A hora se passou rapidamente e quando Edit deu por si, já estava em cima do pequeno palco, sendo aplaudida por dezenas de pessoas. Abriram a apresentação com “Praça Onze”. Um sucesso total. Além de Bete que gritava entusiasmada da primeira fileira, o baile havia praticamente parado para ouvir Edit cantar. Restavam poucos dançando e um número ainda menor de pessoas permanecia sentado. Os olhos de Edit brilhavam e ela mal podia lembrar-se de seu sofrimento, ou da existência de um Augusto sequer. No meio do show tirou sua máscara e ao fim foi aplaudida de forma histérica pela platéia que, a partir daquele momento a amava.

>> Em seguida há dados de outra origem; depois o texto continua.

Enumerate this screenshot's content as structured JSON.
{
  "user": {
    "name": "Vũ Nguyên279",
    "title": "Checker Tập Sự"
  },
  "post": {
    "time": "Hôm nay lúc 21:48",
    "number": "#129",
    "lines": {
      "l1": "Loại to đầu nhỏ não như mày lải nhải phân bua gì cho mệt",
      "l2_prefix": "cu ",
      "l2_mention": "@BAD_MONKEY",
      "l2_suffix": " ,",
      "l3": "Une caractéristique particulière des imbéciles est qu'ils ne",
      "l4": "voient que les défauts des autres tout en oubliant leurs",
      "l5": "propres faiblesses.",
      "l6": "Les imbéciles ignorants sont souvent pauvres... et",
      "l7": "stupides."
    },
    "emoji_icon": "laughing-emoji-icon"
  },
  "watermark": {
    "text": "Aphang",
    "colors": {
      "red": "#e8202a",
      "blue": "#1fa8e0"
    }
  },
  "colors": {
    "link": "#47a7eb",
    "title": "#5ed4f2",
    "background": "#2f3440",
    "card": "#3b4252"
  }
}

Um grupo de marchinhas havia substituído a banda de Edit, as pessoas continuavam animadas, mas nada se comparava a apresentação que teve. Fora cumprimentada pela maior parte da festa e, finalmente, pôde dançar a vontade com Bete, Abelardo e seus mais novos colegas de banda. Depois de três doses de conhaque e algumas cervejas, Edit já se sentia bastante a vontade e a dor que carregava a três horas, parecia estar extinta por completo. Abelardo também havia bebido e, depois de muito tempo, sentiu uma segurança fora do comum. Foi o que o impulsionara a puxar Edit pelo seu braço esquerdo e dar-lhe um beijo apaixonado. A música havia acabado de parar e as pessoas aplaudiam no momento exato em que a beijara. Era como se tudo aquilo fosse pela sua coragem. Ele realizava um sonho, um sonho acordado e de olhos fechados. Edit não resistiu e entregou-se totalmente àquele momento. O barulho das palmas lhe fazia sentir ainda no palco e, por isso, seus pêlos do corpo se arrepiaram. Bete assistia a tudo e vibrava pela reação da amiga ao amor não retribuído.
O baile continuava cada vez mais animado e Abelardo e Edit permaneciam sem máscaras. Aos olhares estranhos parecia um casal de anos muito apaixonado. Olhavam-se nos olhos, andava de mãos dadas e davam os beijos mais ardentes quando pensavam que não havia ninguém lhes prestando atenção. O turbilhão de pessoas coloridas fazia-lhes mover-se de um lado para o outro. Amavam-se mais ainda à medida que eram empurrados e arrastados pela multidão. Jogavam serpentinas, lança-perfume e, por vezes, as cervejas que lhes caía do copo nos transeuntes. Edit sentia sua cabeça e coração em idas e vindas, como se estivesse num mar de seres humanos. Sorria e sentia-se muito feliz.
Já passava da uma da manhã e Abelardo foi trôpego anunciar o fim do baile no microfone. Edit que estava rente ao palco, já não tinha quase nenhuma consciência da realidade. Seu corpo era uma pluma a flutuar por entre as pessoas que a arrastavam para trás. Acabou por vomitar em seu próprio vestido. Bete, que era muito mais resistente à bebida, tratou de levar-lhe para casa.
Edit e Abelardo nunca mais se viram. E aquele romance de um baile, acabou por ser o prelúdio da música “La Foule” da eterna estrela Edith Piaf.